AK: Yeah, and that’s so unfortunate. That’s not you, that’s society’s problem, that’s other people’s problems, that’s not yours. Everyone has a hangup, and no one really understands how to talk about their own problems, and it requires a lot of emotional maturity and it requires a lot of personal sophistication to have respect for autism, and I think it is required by everyone. I think far more people should understand it better and care about it more. It’s some of the most incredible brain patterns and some of the most incredible ways of thinking any humans have ever shown. And we need to have far more respect for that and a deeper understanding of it as well.

JR: See, this is what I’ve been pushing for, for pretty much my whole life, and you’ve seen links to my own blog, which is dedicated to emphasizing the perspectives of people who are on the autism spectrum, and it’s like working with these writers, I’m just still taken aback by the way their minds work.

AK: It’s beautiful, and it’s so inspiring. We could all stand to learn so much from that kind of thought process and focus, which we have so little of these days, everyone is like a hummingbird, and can barely focus on anything. And I think it’s kind of beautiful to have brain patterns like that, I think it’s magical, actually.

JR: This also brings me to another point, for the longest time I have always wanted to make a film about people who are on the autism spectrum, and I don’t want to show them as being social outcasts, you know what I mean?

AK: I completely agree, I also think that’s the wrong way to go.

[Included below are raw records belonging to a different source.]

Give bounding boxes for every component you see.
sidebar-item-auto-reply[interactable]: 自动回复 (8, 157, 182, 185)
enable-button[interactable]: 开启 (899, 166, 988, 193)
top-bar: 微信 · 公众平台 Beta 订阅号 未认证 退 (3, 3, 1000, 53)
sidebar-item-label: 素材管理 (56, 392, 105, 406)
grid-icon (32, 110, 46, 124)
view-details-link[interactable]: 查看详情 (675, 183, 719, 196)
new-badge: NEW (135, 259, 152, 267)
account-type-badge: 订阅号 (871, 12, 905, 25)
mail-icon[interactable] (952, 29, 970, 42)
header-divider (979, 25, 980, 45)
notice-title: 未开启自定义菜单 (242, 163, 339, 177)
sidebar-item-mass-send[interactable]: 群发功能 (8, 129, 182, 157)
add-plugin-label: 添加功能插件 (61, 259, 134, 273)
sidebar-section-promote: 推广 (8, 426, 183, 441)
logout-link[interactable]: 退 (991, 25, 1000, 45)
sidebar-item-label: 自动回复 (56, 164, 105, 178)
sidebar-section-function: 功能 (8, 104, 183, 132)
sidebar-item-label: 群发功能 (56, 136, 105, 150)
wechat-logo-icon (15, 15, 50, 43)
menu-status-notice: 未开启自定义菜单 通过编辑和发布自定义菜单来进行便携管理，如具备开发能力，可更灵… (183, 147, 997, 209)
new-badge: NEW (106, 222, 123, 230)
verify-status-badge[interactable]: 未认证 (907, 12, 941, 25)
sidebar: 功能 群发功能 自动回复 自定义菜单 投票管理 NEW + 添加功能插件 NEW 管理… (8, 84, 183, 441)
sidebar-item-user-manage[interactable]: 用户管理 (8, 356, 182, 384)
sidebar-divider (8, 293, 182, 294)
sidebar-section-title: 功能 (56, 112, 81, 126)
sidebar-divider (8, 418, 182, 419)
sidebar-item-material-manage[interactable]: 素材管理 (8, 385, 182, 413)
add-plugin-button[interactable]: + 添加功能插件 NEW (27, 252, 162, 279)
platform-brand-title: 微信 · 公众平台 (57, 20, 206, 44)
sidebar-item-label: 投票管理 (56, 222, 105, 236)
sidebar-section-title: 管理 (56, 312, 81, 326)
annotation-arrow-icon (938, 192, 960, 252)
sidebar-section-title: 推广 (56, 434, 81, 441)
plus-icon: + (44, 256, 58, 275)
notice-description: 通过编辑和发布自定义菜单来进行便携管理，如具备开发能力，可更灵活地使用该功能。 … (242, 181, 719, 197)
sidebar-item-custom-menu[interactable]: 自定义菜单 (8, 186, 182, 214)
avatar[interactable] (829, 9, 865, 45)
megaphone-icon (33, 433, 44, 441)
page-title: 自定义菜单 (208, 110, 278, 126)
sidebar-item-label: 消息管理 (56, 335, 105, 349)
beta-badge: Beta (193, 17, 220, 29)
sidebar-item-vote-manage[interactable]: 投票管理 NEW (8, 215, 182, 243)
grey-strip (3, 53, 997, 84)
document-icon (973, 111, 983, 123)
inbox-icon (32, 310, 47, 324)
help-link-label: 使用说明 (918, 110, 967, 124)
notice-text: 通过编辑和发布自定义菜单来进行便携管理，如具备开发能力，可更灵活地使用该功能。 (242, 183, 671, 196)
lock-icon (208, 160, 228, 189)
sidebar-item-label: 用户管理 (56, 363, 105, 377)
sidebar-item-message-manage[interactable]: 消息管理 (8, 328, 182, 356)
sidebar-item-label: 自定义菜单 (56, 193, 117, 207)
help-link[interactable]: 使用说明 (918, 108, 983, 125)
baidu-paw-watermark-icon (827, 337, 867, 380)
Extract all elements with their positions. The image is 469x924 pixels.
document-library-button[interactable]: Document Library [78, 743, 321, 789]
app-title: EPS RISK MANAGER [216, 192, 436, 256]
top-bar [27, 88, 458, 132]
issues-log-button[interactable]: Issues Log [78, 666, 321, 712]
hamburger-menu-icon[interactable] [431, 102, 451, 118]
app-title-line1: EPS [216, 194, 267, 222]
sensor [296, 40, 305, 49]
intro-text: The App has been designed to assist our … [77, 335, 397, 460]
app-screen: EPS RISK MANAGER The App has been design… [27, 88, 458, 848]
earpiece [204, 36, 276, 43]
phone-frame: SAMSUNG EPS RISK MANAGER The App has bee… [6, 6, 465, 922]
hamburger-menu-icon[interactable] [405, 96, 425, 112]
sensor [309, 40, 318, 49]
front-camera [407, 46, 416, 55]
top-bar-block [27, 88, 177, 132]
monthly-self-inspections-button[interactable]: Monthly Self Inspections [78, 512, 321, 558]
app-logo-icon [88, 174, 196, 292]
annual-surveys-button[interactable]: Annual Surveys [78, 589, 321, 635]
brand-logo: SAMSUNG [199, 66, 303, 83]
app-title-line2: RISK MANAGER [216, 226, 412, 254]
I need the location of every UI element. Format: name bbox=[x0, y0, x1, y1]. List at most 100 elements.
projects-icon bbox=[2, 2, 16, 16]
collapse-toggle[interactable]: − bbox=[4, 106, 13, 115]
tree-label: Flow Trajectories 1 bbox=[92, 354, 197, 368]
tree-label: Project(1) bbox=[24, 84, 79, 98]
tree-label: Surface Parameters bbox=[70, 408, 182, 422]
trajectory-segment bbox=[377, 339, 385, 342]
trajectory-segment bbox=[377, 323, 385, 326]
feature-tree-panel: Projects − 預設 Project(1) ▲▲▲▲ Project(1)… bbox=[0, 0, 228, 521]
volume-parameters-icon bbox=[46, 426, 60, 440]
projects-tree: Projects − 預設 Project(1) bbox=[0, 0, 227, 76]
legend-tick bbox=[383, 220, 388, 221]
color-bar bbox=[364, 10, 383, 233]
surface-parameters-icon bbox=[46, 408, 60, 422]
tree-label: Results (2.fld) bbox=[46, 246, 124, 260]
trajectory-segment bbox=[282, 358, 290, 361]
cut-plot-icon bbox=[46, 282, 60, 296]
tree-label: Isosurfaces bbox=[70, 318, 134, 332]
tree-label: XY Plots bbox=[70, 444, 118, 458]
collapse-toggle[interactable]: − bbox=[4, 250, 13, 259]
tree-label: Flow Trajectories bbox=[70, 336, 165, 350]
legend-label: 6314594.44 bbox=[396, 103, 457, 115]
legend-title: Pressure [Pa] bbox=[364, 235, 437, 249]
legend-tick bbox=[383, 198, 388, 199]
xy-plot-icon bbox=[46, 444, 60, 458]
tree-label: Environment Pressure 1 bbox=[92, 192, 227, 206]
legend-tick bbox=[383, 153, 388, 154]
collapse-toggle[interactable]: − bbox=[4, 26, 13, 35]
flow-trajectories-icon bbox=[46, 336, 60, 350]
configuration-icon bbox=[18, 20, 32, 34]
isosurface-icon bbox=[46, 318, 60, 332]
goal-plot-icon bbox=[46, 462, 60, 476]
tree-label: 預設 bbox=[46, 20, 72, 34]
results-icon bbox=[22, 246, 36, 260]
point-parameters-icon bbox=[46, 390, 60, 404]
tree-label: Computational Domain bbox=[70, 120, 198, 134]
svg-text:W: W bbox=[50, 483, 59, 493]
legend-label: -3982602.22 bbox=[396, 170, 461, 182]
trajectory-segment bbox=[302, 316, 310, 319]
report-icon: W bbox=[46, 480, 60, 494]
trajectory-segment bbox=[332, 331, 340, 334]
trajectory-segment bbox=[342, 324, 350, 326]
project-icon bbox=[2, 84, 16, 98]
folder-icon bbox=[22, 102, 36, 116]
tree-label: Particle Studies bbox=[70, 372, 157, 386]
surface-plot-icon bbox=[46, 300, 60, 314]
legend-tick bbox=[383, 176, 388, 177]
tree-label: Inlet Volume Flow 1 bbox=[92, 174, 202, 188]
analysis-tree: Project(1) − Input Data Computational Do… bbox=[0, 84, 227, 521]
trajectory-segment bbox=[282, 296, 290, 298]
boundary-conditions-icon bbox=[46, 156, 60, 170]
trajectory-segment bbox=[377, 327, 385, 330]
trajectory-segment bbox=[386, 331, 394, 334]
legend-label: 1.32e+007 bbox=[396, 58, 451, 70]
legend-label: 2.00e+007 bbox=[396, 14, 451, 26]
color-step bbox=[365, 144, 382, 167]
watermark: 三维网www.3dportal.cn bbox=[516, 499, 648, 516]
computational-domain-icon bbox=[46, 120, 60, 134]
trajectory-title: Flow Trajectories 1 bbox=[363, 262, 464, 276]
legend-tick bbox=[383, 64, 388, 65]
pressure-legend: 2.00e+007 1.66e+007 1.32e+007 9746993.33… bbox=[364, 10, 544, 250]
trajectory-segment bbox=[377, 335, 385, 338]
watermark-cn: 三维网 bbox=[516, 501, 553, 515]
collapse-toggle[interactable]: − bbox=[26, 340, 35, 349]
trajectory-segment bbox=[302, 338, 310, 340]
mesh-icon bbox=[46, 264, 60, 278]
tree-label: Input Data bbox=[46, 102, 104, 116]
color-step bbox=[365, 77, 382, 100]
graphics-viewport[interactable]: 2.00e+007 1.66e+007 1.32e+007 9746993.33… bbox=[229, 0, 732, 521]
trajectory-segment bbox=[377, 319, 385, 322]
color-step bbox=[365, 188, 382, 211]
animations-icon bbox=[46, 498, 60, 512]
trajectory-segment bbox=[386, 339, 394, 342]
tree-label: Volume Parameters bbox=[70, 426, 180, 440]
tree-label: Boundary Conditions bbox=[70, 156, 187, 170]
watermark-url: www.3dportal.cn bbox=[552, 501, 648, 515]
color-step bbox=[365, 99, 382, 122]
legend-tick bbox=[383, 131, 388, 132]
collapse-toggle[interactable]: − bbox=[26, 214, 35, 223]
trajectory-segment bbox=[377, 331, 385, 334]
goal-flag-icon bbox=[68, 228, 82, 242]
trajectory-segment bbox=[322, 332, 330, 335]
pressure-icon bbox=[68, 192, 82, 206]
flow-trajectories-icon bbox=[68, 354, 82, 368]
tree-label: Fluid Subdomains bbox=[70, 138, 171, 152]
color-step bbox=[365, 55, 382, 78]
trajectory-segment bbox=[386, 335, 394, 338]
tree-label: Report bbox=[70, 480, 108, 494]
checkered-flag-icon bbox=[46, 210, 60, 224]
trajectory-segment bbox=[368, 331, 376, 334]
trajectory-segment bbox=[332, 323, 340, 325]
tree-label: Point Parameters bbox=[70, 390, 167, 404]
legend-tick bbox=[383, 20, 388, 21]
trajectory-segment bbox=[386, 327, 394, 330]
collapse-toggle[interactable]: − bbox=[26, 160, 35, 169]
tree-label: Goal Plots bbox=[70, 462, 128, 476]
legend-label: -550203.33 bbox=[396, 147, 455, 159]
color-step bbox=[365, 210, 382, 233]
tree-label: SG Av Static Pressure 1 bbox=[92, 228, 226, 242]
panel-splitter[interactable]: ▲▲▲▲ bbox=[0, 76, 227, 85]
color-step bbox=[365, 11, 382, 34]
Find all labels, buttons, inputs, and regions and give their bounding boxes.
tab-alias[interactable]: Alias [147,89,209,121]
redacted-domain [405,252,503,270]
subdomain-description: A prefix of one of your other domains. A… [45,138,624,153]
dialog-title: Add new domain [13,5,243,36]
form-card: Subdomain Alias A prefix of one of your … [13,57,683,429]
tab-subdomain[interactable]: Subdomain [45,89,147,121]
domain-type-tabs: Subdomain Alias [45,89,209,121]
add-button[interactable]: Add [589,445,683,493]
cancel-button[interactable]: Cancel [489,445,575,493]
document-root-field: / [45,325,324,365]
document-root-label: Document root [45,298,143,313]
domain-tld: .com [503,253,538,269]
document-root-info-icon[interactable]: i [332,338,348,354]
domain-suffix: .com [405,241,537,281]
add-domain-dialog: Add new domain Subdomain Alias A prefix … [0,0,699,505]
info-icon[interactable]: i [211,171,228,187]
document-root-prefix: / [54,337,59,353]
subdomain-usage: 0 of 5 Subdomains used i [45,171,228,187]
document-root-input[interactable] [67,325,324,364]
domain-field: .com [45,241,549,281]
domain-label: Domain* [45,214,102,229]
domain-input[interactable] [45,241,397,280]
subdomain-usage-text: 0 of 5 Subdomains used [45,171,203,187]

It’s not about that.

JR: I don’t them to be exaggeratedly smart, or exaggeratedly dumb a la Rain Man, because I think you can imagine I would have a lot of things to say about that one in particular.

AK: Yeah, I hate that movie.

JR: Here’s the thing, I don’t hate it as much as I know many of my peers do, but I hate what it’s done to people like myself.

AK: It comes from a time when we had very little knowledge and very little understanding and it doesn’t hold up to the test of what we know now. It feels incredibly dated and immature, so it doesn’t necessarily resonate. And that’s a good thing, it’s great that we moved past that, and it’s great that we no longer see people with autism like that. It was a film that I think at the time believed that it was doing something good and kind and honourous for the autistic community, with the lens of time it is obviously not that helpful.

JR: Whenever I hear that title alone, I just kinda cower in fear already.

AK: Yeah, same, same.

JR: And it’s weird enough though, because I find myself relating to another Dustin Hoffman character in particular, and it’s always associated with Rain Man, is so… ugh.

AK: That’s obnoxious, it’s really unfair. I think that’s going to change soon, I hope it’s going to change soon.

JR: And the film I was obviously referring to was The Graduate, because what else was it going to be? It’s in my all-time top ten, so for those of you listening, it tells you a lot about my taste.

AK: Love The Graduate! And it really does.

JR: Since we’re going to have to end things off right here, I just want to thank you again, Amanda, for taking the time to show up on my show, because I don’t know where to begin, I am so thankful that you’re here with me, just helping emphasize how important it is to listen to perspectives of people like myself.

AK: Yeah, I think you have great taste, and I’m really lucky to get to talk to you. It’s very rare I get to be interviewed by someone who knows movies as well as you do, so thank you for having me, I’m really honoured.